R. En el fondo, lo de Bush no es tan diferente. Querer vivir es un pleonasmo en este momento. Bush sigue el camino que inició él. Con la ventaja para Escobar de que él se jugaba el pellejo y Bush no se juega nada.
P. ¿Así que la violencia colombiana ha sido globalizada?
R. Los gringos y sus lugartenientes son responsables en gran parte de la violencia colombiana: Colombia ha sido su laboratorio, y nuestra visión mágica contribuyó mucho a probar la utilidad del enemigo imaginario. Fui a Estados Unidos hace poco y es una locura ver las medidas de seguridad en aeropuertos minúsculos. ¡Empelotan a los niños y pasan por rayos X a las viejecitas! ¿De verdad creen que Bin Laden irá allí? ¡No! Necesitan meter miedo para seguir mandando. Con su doble golpe de valor y lucidez, España ha sabido escapar de ese círculo terrible, primero rechazando el terrorismo y luego provocando la salida de la ultraderecha. ¡Y ante los ojos del mundo!
P. ¿Colombia tiene solución?
R. Sí, en la medida en que desaparezcan Aznar, Bush, Uribe, Blair, Sharon y otros enanitos belicosos que cunden por el planeta.

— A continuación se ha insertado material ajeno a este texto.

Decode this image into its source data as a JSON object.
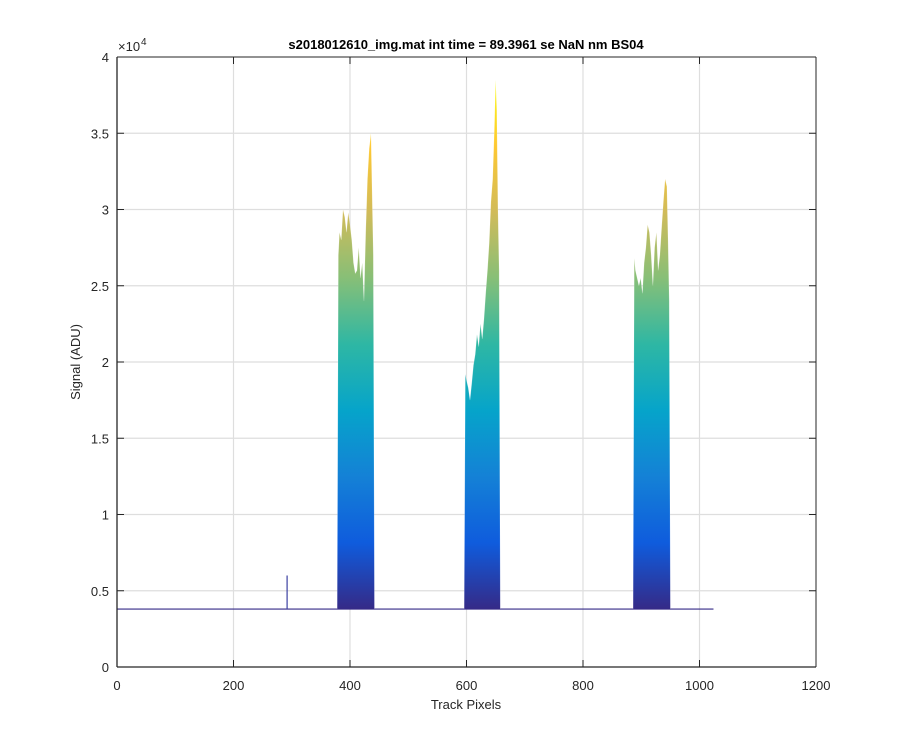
{
  "chart_data": {
    "type": "area",
    "title": "s2018012610_img.mat int time = 89.3961 se  NaN nm BS04",
    "xlabel": "Track Pixels",
    "ylabel": "Signal (ADU)",
    "xlim": [
      0,
      1200
    ],
    "ylim": [
      0,
      40000
    ],
    "x_ticks": [
      0,
      200,
      400,
      600,
      800,
      1000,
      1200
    ],
    "x_tick_labels": [
      "0",
      "200",
      "400",
      "600",
      "800",
      "1000",
      "1200"
    ],
    "y_ticks": [
      0,
      5000,
      10000,
      15000,
      20000,
      25000,
      30000,
      35000,
      40000
    ],
    "y_tick_labels": [
      "0",
      "0.5",
      "1",
      "1.5",
      "2",
      "2.5",
      "3",
      "3.5",
      "4"
    ],
    "y_exponent_label": "×10",
    "y_exponent_power": "4",
    "grid": true,
    "colormap": [
      "#352a87",
      "#0f5cdd",
      "#1481d6",
      "#06a4ca",
      "#2eb7a4",
      "#87bf77",
      "#d1bb59",
      "#fec832",
      "#f9fb0e"
    ],
    "baseline": 3800,
    "spike": {
      "x": 292,
      "value": 6000
    },
    "peaks": [
      {
        "name": "",
        "x": [
          378,
          380,
          382,
          385,
          388,
          391,
          394,
          397,
          400,
          403,
          406,
          409,
          412,
          415,
          418,
          421,
          424,
          427,
          430,
          433,
          436,
          438,
          440,
          442
        ],
        "y": [
          3800,
          27000,
          28500,
          28000,
          30000,
          29500,
          28500,
          29800,
          29000,
          28000,
          26500,
          25800,
          26000,
          27500,
          25500,
          26500,
          24000,
          28500,
          32000,
          34000,
          35000,
          31000,
          27000,
          3800
        ]
      },
      {
        "name": "",
        "x": [
          596,
          598,
          600,
          603,
          606,
          609,
          612,
          615,
          618,
          621,
          624,
          627,
          630,
          633,
          636,
          639,
          642,
          645,
          648,
          650,
          652,
          654,
          656,
          658
        ],
        "y": [
          3800,
          19200,
          18800,
          18300,
          17500,
          18600,
          19800,
          20500,
          21800,
          21000,
          22500,
          21500,
          22800,
          24500,
          26000,
          27800,
          30500,
          32000,
          35500,
          38500,
          36500,
          30000,
          26000,
          3800
        ]
      },
      {
        "name": "",
        "x": [
          886,
          888,
          890,
          893,
          896,
          899,
          902,
          905,
          908,
          911,
          914,
          917,
          920,
          923,
          926,
          929,
          932,
          935,
          938,
          941,
          944,
          946,
          948,
          950
        ],
        "y": [
          3800,
          26800,
          26000,
          25500,
          25000,
          25500,
          24500,
          26500,
          27500,
          29000,
          28500,
          27000,
          25000,
          27500,
          28500,
          26000,
          27000,
          28800,
          30500,
          32000,
          31500,
          28000,
          24000,
          3800
        ]
      }
    ],
    "xmax_data": 1024
  }
}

El caso de Colombia parece más dramático, pero es igual que los demás: paramilitarismo, mercenarios, acciones ilegales de guerra militar... Lo mismo que la droga, ese gran negocio internacional que se acabará el día que se legalice. Hay que dar la pelea local, pero mantener una visión planetaria.
P. ¿Sigue siendo trotskista? Oí contar a Daniel Samper que de joven usted fundó un partido de cinco miembros y que luego se escindieron tanto que se quedó sola.

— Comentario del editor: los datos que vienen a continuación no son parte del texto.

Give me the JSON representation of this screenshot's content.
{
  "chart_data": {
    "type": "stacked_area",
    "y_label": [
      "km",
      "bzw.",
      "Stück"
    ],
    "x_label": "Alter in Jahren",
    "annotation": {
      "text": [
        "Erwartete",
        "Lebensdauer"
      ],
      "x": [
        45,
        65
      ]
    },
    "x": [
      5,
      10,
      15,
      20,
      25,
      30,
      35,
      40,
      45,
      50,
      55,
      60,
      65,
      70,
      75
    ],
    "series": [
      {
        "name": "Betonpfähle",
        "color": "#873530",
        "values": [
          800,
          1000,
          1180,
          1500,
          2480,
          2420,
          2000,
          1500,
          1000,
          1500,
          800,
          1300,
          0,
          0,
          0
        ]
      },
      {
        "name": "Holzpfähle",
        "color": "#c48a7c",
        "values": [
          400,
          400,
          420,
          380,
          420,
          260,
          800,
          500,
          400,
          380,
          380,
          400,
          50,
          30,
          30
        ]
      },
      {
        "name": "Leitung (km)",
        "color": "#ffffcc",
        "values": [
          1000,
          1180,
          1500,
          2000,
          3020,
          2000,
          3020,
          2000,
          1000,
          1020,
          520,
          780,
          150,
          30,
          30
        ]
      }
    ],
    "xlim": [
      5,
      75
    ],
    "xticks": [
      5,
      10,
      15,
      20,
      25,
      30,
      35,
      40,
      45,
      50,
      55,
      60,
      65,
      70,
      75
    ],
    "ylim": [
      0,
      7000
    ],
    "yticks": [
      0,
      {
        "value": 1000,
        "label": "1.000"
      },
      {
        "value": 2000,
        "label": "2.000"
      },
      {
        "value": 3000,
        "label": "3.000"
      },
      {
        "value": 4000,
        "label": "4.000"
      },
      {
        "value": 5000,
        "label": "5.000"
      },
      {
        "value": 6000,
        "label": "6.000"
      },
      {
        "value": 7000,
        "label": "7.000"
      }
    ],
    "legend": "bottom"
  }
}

R. ¡Este Danielito! ¡El partido tenía por lo menos tres veces más de miembros! Pero sí, sigo siendo trotskista. Aún no encontré un credo mejor que sustituya a ése.
P. Volviendo a la novela, ¿por qué no lleva Aguilar a Agustina al psicoanalista o al psiquiatra?
R. Lo evité deliberadamente. No quería incurrir en esa otra magia que es la creencia ciega en la neurología, la psicología, el psicoanálisis. Yo sigo pensando que la locura es una cuestión de pasión y que el estado del espíritu depende de las cosas que pasan fuera, no dentro. Me niego a creer que la química cure la locura. He tenido mucho cuidado en no dar una visión bohemia o romántica de la locura, porque lo único que produce es una soledad espantosa. Creo que hay que lidiar con las pasiones día a día, buscando la verdad con fe. Lo que pasa es que las pasiones ahora son de mal gusto, están mal vistas, en este momento toda pasión se vuelve cursi y el dolor nos parece tercermundista y pasado de moda. Pero la química como solución es aterradora, reduce a la nada al ser humano.
P. Sólo como curiosidad, ¿esa cita en Delirio de la novela de Saramago, el presidente del jurado, es un soborno sentimental?
R. ¡En muchas de mis novelas hay guiños a Saramago! Pero es verdad que éste es el único premio al que me he presentado, y lo hice sabiendo que él lo presidía. Por eso tuve la duda de quitar la cita, que es una lagartada. Pero como tenía mi conciencia literaria tranquila, la dejé.